Choose a tag to compare

@t8 t8 released this 17 Mar 23:26
· 21 commits to main since this release

Hypura v0.1.0

Run models too big for your Mac's memory. Hypura places model tensors across GPU (Metal), RAM, and NVMe based on access patterns and hardware bandwidth — enabling models that exceed physical memory to run where vanilla llama.cpp would OOM.

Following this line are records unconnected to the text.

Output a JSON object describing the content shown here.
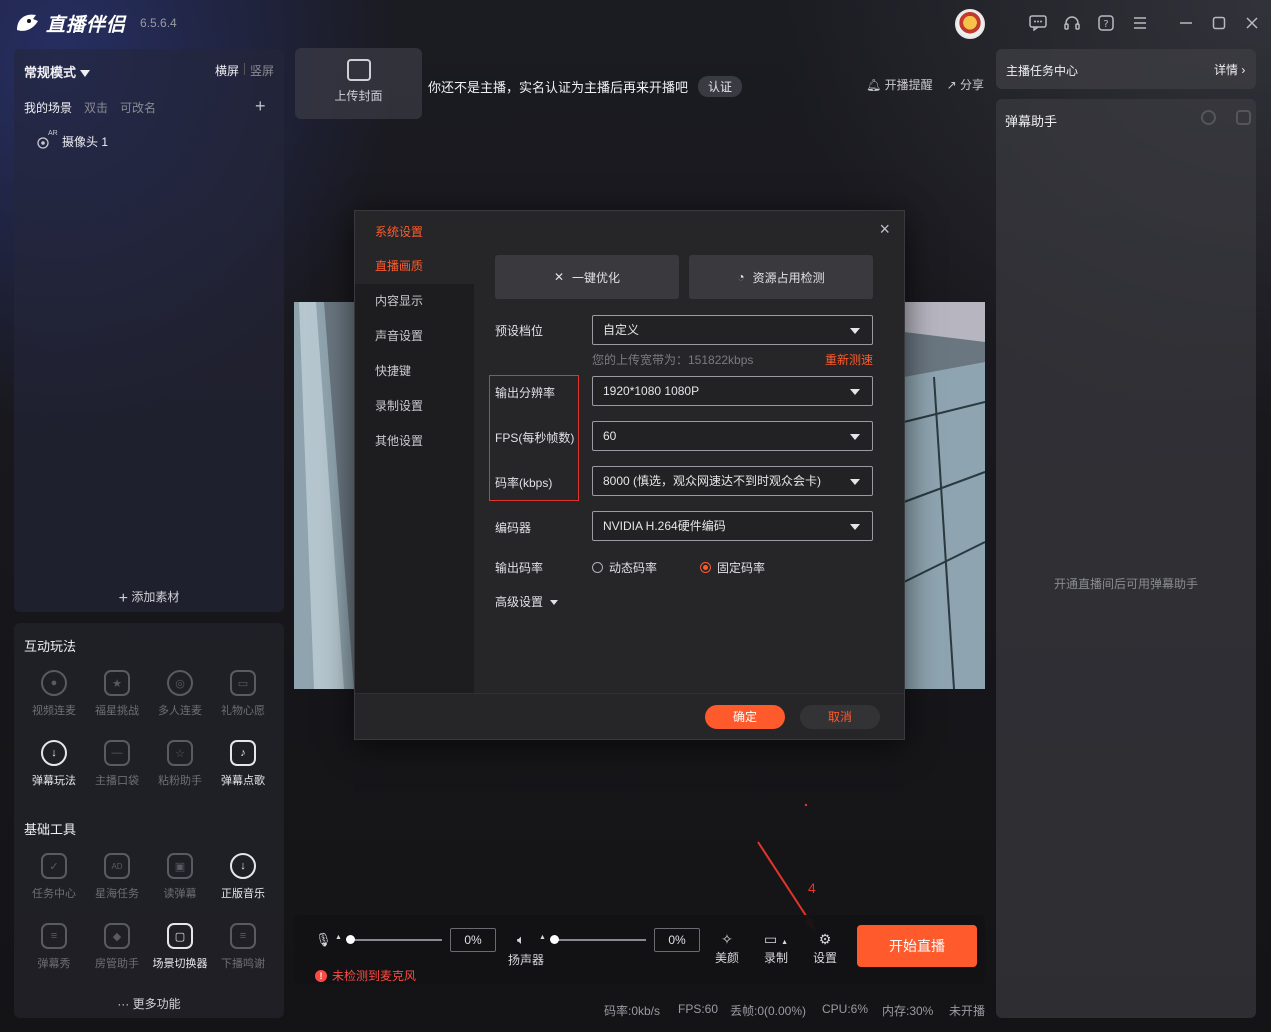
{
  "app": {
    "name": "直播伴侣",
    "version": "6.5.6.4"
  },
  "titlebar": {
    "icons": [
      "message-icon",
      "headset-icon",
      "help-icon",
      "menu-icon",
      "minimize-icon",
      "maximize-icon",
      "close-icon"
    ]
  },
  "left": {
    "mode": "常规模式",
    "orient_landscape": "横屏",
    "orient_portrait": "竖屏",
    "scene_label": "我的场景",
    "scene_hint1": "双击",
    "scene_hint2": "可改名",
    "camera_badge": "AR",
    "camera_item": "摄像头 1",
    "add_material": "添加素材",
    "interactive_title": "互动玩法",
    "interactive": [
      "视频连麦",
      "福星挑战",
      "多人连麦",
      "礼物心愿",
      "弹幕玩法",
      "主播口袋",
      "粘粉助手",
      "弹幕点歌"
    ],
    "basic_title": "基础工具",
    "basic": [
      "任务中心",
      "星海任务",
      "读弹幕",
      "正版音乐",
      "弹幕秀",
      "房管助手",
      "场景切换器",
      "下播鸣谢"
    ],
    "more": "更多功能"
  },
  "header": {
    "upload_cover": "上传封面",
    "notice": "你还不是主播，实名认证为主播后再来开播吧",
    "verify": "认证",
    "remind": "开播提醒",
    "share": "分享"
  },
  "right": {
    "task_center": "主播任务中心",
    "details": "详情",
    "danmu_title": "弹幕助手",
    "danmu_hint": "开通直播间后可用弹幕助手"
  },
  "dialog": {
    "title": "系统设置",
    "nav": [
      "直播画质",
      "内容显示",
      "声音设置",
      "快捷键",
      "录制设置",
      "其他设置"
    ],
    "optimize": "一键优化",
    "resource_check": "资源占用检测",
    "preset_label": "预设档位",
    "preset_value": "自定义",
    "bandwidth": "您的上传宽带为：151822kbps",
    "retest": "重新测速",
    "resolution_label": "输出分辨率",
    "resolution_value": "1920*1080 1080P",
    "fps_label": "FPS(每秒帧数)",
    "fps_value": "60",
    "bitrate_label": "码率(kbps)",
    "bitrate_value": "8000 (慎选，观众网速达不到时观众会卡)",
    "encoder_label": "编码器",
    "encoder_value": "NVIDIA H.264硬件编码",
    "rate_label": "输出码率",
    "rate_dynamic": "动态码率",
    "rate_fixed": "固定码率",
    "advanced": "高级设置",
    "ok": "确定",
    "cancel": "取消"
  },
  "controls": {
    "mic_volume": "0%",
    "speaker_label": "扬声器",
    "speaker_volume": "0%",
    "beauty": "美颜",
    "record": "录制",
    "settings": "设置",
    "start_live": "开始直播",
    "mic_warning": "未检测到麦克风",
    "annotation_number": "4"
  },
  "status": {
    "bitrate": "码率:0kb/s",
    "fps": "FPS:60",
    "drop": "丢帧:0(0.00%)",
    "cpu": "CPU:6%",
    "memory": "内存:30%",
    "live_state": "未开播"
  },
  "colors": {
    "accent": "#ff5a2c",
    "annotation_red": "#e0342c"
  }
}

Benchmark Results (M1 Max, 32 GB)

Model Size Mode Hypura llama.cpp
Qwen 2.5 14B Q4_K_M 8.4 GB full-resident 21 tok/s ~21 tok/s
Mixtral 8x7B Q5_K_M 30.9 GB expert-streaming 2.2 tok/s OOM
Llama 3.3 70B Q4_K_M 39.6 GB dense-FFN-streaming 0.3 tok/s OOM

Key Features

  • Automatic hardware profiling — detects GPU, RAM, and NVMe bandwidth; caches profile for 30 days
  • LP + greedy tensor placement — optimally assigns tensors across GPU/RAM/NVMe tiers
  • Expert-streaming (MoE) — streams only selected experts from NVMe; 99.5% neuron cache hit rate on Mixtral
  • Dense FFN-streaming — streams FFN tensors from NVMe while attention stays on GPU; all layers on Metal
  • Dynamic pool sizing — pool buffer and prefetch depth scale automatically with available memory
  • Co-activation tracking — learns expert firing patterns across tokens, persists to disk for speculative prefetch
  • Ollama-compatible server — drop-in replacement API (`/api/generate`, `/api/chat`)
  • Unified memory budget — single source of truth for committed memory estimation (GPU, KV cache, Metal, OS)

Install

```sh
git clone --recurse-submodules https://github.com/t8/hypura.git
cd hypura
cargo build --release
```

Requires Rust 1.75+ and CMake. Apple Silicon only (M1/M2/M3/M4).